3話 俺は、凡才だ。

「お前はなぜ、凡才なのだ。出雲家の人間であろう?」

「出雲家の長男、凡才なんですって。」

「お前は出雲家の人間ではない。凡才の召喚士など、出雲家の末代までの恥だ!!」


罵倒され、呆れられ、見放された。

しかしそんなこと、とうの昔に聞き慣れた。慣れてしまった。


人間の多くは凡才である。そもそも天才なんてものは極わずかしか存在しない。しかし、例外もある。自身の親が天才の場合だ。

両親のどちらか一方が天才である時、その血を引いた子供は必ず天才となる。よって名家は代々天才が引き継がれていく。

もちろん、自分の父親は紛れもない天才であった。出雲家22代目当主、出雲聡。幼少期から父親の武勇伝を聞き生まれ育った。俺にとって父親は憧れの存在であった。

親が天才ということもあり、最初は自分も父親のようになれるのだろうかと心配だった。しかしその度に父親は自分を励ました。


「大丈夫。なんつったって俺の息子だからな。」


召喚士の稽古は過酷だった。毎日朝5時に目覚め、体力作りや精神統一の修行。午後になればアニマについての学弁。

当時まだ幼い俺にとってそれは地獄でもあった。でも、憧れていたから。夢があったから、続けることが出来た。


父さんのような、立派な召喚士になりたい。


しかしその夢は、儚くも崩れ去った。


一階の居間から父親と母親の怒鳴り声が聞こえる。気になった時分は部屋に入ろうとしたが、何故か襖を開けるのをためらった。聞き耳をたてる。

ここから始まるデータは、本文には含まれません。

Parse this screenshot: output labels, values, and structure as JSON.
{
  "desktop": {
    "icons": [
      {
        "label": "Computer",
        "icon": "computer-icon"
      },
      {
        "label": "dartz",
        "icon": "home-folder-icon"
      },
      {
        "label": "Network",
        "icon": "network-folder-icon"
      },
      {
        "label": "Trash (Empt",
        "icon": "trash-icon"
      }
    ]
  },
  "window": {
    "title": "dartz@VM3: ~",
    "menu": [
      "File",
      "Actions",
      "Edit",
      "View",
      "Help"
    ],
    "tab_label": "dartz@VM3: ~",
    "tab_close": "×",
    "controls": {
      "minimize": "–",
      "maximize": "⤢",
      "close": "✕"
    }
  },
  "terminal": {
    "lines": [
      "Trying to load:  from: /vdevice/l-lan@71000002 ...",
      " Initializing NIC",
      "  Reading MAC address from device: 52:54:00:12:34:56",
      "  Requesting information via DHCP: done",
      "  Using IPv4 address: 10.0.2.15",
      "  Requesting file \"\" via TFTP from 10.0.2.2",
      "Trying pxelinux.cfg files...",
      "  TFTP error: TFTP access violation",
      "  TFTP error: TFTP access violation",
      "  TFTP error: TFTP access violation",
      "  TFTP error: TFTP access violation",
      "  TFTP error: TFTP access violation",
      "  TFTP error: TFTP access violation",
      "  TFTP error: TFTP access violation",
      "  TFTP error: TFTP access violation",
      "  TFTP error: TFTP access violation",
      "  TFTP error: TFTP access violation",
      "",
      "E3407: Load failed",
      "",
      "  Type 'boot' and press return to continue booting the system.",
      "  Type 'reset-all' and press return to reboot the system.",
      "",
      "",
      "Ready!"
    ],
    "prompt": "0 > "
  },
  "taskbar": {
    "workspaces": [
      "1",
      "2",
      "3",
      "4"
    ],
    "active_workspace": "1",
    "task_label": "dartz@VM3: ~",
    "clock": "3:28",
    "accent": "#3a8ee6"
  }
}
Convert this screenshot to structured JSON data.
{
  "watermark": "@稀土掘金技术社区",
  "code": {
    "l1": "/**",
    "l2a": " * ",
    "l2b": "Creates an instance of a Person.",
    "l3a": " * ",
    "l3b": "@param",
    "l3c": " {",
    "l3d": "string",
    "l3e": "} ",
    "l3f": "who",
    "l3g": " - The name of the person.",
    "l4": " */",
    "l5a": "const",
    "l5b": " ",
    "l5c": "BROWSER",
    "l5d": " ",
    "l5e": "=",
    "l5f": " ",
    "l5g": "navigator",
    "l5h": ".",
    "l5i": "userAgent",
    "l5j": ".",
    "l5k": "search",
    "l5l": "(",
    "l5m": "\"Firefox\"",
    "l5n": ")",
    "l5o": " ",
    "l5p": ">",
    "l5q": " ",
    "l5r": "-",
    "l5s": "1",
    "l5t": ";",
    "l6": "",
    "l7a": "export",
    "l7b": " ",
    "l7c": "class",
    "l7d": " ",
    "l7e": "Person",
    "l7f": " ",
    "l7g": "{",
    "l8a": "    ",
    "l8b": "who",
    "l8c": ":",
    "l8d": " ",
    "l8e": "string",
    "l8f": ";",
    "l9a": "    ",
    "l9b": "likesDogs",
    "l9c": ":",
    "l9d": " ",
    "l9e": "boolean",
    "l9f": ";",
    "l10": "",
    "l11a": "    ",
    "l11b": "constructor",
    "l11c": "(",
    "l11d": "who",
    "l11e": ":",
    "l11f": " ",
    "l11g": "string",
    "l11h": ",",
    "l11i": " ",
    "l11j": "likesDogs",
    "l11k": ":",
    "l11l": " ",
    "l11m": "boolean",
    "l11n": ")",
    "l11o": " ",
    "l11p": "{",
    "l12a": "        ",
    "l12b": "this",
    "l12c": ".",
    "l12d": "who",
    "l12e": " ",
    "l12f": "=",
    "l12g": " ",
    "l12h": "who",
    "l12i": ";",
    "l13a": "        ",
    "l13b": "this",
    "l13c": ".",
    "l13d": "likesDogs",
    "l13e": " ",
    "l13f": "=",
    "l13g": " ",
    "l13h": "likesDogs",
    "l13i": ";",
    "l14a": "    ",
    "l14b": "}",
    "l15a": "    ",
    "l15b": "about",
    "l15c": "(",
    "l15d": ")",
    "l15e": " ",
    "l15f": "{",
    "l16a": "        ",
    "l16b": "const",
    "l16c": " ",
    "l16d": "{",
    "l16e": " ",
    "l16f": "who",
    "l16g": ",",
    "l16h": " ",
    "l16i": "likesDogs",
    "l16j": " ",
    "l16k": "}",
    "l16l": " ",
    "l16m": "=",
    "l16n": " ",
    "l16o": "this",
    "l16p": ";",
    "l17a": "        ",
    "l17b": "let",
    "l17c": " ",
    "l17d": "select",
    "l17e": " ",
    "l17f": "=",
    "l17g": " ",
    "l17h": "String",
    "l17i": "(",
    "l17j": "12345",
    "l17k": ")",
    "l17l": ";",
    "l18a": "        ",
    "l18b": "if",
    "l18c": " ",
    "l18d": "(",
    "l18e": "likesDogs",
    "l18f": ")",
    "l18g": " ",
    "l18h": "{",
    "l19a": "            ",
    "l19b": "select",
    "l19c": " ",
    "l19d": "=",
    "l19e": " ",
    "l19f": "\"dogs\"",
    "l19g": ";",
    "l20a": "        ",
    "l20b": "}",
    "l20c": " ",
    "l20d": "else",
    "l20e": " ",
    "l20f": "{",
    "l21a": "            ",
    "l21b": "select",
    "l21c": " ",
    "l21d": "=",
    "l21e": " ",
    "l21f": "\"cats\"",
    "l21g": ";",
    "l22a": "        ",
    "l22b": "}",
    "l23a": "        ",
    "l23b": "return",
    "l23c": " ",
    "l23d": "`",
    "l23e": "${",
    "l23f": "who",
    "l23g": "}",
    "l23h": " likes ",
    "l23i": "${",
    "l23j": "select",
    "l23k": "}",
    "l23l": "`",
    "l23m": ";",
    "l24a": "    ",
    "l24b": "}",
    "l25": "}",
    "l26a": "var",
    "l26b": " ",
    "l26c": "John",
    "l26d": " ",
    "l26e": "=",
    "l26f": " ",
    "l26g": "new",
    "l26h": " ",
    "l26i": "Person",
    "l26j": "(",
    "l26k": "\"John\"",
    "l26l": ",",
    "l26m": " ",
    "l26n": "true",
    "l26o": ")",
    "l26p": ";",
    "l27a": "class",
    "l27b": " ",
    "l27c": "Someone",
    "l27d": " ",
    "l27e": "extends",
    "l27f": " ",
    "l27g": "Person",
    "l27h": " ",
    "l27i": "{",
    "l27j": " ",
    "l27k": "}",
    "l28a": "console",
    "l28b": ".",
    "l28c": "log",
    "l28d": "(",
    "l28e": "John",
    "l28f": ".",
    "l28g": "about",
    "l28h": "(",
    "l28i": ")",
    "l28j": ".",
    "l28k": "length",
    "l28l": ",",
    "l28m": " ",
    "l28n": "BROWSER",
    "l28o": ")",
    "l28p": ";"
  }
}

「なぜ・・・なぜだ!?圭は俺の息子だろ!?俺の血を引いているんだろ!?それなのに、それなのになぜ圭は凡才なのだ!!?」

「っ・・・私に怒鳴られても分からないわよ!こんなこと想定外よ!!」

「まずい、もしも出雲家の23代目当主が凡才なんてことが知れ渡ったら。末代までの恥だ!どうすれば、どうすれば!!」


正直、最初は自分の耳を疑った。まさか自分が天才ではなく、凡才だとは。

天才の父親の息子なのだから大丈夫。そう勝手な妄想が自分を無自覚のうちに安心させていた。

だがそれは傲慢であった。そんな保証、どこにもないのに。


「なぁ、圭は本当に俺の息子なんだよなぁ?まさか、本当は他の奴との子供だったりしないよな!!?」

「馬鹿言わないでよ!!そんなわけないでしょう!!?」

「ならなぜ凡才なんだ!!!なぜ、なぜ能無しが生まれる!!」


能無し。凡才。


自分の武器となり得るはずだった〈天才〉という言葉が、一瞬にして自分をも切り裂く刃となって首元に突き立てられる。


「僕は・・・凡才・・・?」

「おい、圭はどこだ!!?」


まずい、こっちに来る!!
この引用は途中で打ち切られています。